As we read the PALJ's order, he concluded that the penalty claim against the vocational rehabilitation expert was premature because she had not completed the evaluation process that apparently gave rise to the claim for penalties. In this respect we do not construe his order as conclusively precluding litigation of the penalty issue. Indeed, the order expressly states that the claimant must notify the respondents whether discovery has been completed to permit Anctil to meet with the claimant "finish her vocational evaluation, and issue her report." By striking the application for hearing the PALJ deferred litigation of the penalty claim. However, nothing in the PALJ's order finally precludes the claimant from bringing it when the vocational evaluation process is completed.
We are aware, of course, that the claimant now argues that the PALJ's erred in striking the application for hearing. The claimant thus argues that he misunderstood the nature of his penalty claim against Anctil and the respondents, by assuming that Anctil had not completed her vocational evaluation and should be given an opportunity to do so prior to defending a penalty claim. The claimant further argues that the PALJ erred because the penalty claim was based upon Anctil's conduct prior to the respondents' filing of a final admission of liability and that, therefore, nothing that she did after that time is relevant to the penalty claim. Assuming, without deciding, that the claimant is correct and the PALJ did err or abuse his discretion in that respect, that merely goes to the correctness of the order. (We note that the propriety of the PALJ's order is not now before us. Rather, as noted, this appeal presents only the question whether ALJ Friend erred in dismissing the petition to review the PALJ's order.) That the PALJ may have erred or abused his discretion does not bestow upon his order finality in order to permit us to review it. Rather, as noted, the order is properly reviewed by an OAC ALJ in connection with a hearing. See Industrial Claim Appeals Office v. Orth, 965 P.2d 1246 (Colo. 1998) (PALJ orders relating to a prehearing conference are reviewable by an ALJ at a hearing). We therefore conclude that ALJ Friend did not err in dismissing the petition to review the PALJ's order.

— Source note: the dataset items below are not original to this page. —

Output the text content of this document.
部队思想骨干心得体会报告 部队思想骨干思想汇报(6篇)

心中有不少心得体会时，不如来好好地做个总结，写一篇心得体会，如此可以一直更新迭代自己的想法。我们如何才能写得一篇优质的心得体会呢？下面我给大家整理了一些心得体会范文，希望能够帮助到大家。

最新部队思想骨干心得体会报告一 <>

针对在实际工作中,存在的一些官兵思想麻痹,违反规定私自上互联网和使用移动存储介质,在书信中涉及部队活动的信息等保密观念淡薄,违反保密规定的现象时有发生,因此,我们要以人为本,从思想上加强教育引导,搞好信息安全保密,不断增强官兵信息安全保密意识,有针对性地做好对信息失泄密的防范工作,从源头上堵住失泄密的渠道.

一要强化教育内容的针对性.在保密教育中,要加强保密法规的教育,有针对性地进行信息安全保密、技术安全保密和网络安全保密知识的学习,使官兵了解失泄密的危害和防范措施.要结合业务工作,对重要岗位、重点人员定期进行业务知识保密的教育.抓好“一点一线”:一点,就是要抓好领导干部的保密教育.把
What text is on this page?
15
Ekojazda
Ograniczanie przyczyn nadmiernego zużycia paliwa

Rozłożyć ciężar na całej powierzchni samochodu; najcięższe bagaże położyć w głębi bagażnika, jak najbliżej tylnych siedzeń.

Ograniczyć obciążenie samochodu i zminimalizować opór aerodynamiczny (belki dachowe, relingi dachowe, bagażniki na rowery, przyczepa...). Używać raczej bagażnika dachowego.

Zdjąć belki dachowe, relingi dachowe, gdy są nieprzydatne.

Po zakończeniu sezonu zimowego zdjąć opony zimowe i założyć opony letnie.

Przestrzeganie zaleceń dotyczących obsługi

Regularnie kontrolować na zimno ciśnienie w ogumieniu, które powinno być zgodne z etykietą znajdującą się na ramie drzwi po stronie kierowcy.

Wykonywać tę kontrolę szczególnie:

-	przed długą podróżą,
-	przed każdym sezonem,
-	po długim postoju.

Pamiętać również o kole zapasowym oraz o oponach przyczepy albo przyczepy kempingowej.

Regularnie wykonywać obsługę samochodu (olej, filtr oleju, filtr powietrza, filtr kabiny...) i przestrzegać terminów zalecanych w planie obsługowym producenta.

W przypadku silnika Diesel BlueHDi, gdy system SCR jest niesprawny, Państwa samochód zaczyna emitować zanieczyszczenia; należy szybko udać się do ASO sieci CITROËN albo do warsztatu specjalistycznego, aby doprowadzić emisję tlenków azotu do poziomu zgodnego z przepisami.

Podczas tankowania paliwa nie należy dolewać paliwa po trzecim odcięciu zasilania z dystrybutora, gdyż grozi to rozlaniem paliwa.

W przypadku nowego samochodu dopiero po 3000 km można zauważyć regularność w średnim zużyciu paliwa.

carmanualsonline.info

The claimant has also moved to strike the respondents' brief and the attachments, which the claimant characterizes as an "unauthorized supplementation" of the record. We deny the motion to strike the brief. However, in adjudicating this appeal we have referred only to the arguments of the parties and the record as it was certified to us by OAC. We have not referred to attachments to the briefs, which may not substitute for materials properly included in the record. IT IS THEREFORE ORDERED that the ALJ=s order dated February 27, 2007, is affirmed.
INDUSTRIAL CLAIM APPEALS PANEL
_______________________ Curt Kriksciun
_______________________ Thomas Schrant
Steven U. Mullens, Esq, Colorado Springs CO, (ForClaimant).
Margaret Bauder Garcia Esq., Ritsema Lyon, P.C., Denver CO (For Respondent).
Lisa Watkins/Joe Atkinson, Mid-Century Insurance Company, Denver CO, Ronald Nemirow, Esq., Denver CO, Scott Nixon, Esq., Greenwood Village CO. Steven Picardi, Esq., Denver CO, Lori M. Moore, Esq., Colorado Springs, CO.